What is a Neighbourhood Plan?
Neighbourhood Plans were introduced by the government in 2011 with the intention of giving communities a greater say in planning for their local area:
Neighbourhood planning gives communities direct power to develop a shared vision for their neighbourhood and shape the development and growth of their local area. They are able to choose where they want new homes, shops and offices to be built, have their say on what those new buildings should look like and what infrastructure should be provided, and grant planning permission for the new buildings they want to see go ahead..(Department for Communities and Local Government, 2016)
There are many neighbourhood plans already in place all over the country. In Berkshire, several plans are in force and more are being developed.
To help deliver the plan, communities that take a proactive approach by drawing up a neighbourhood plan and secure the consent of local people in a referendum, will benefit from 25 percent of the revenues from the Community Infrastructure Levy arising from the development that takes place in their area. Without a plan in place, this amount reduces to 15% and is capped at a maximum amount per new house.

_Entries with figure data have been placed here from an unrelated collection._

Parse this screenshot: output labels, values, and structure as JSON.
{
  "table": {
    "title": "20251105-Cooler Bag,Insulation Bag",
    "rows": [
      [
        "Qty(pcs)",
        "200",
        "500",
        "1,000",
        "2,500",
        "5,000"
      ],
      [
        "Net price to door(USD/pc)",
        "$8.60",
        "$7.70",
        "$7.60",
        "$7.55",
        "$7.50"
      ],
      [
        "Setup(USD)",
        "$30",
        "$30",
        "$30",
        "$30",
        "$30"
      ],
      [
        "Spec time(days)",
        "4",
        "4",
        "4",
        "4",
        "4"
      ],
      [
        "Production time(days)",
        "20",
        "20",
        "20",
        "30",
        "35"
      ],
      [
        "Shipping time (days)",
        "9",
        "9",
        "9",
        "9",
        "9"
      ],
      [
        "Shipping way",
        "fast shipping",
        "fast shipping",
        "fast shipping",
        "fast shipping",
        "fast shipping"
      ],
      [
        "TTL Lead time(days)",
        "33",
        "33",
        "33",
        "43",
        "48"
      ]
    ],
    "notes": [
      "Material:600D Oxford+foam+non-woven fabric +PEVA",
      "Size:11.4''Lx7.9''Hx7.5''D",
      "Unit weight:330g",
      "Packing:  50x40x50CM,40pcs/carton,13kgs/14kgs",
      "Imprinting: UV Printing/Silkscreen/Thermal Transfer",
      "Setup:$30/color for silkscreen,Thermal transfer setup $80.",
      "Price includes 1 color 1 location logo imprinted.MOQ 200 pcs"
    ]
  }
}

Once a neighbourhood plan is in force following a successful referendum, it carries real legal weight. Decision makers are obliged to consider proposals for development in the neighbourhood against the neighbourhood plan.
The Steering Group has completed the first six stages of the process. Currently work is progressing on stage 7 – Writing the Plan. It is expected that a draft of the plan will be made available for public consultation early in the summer.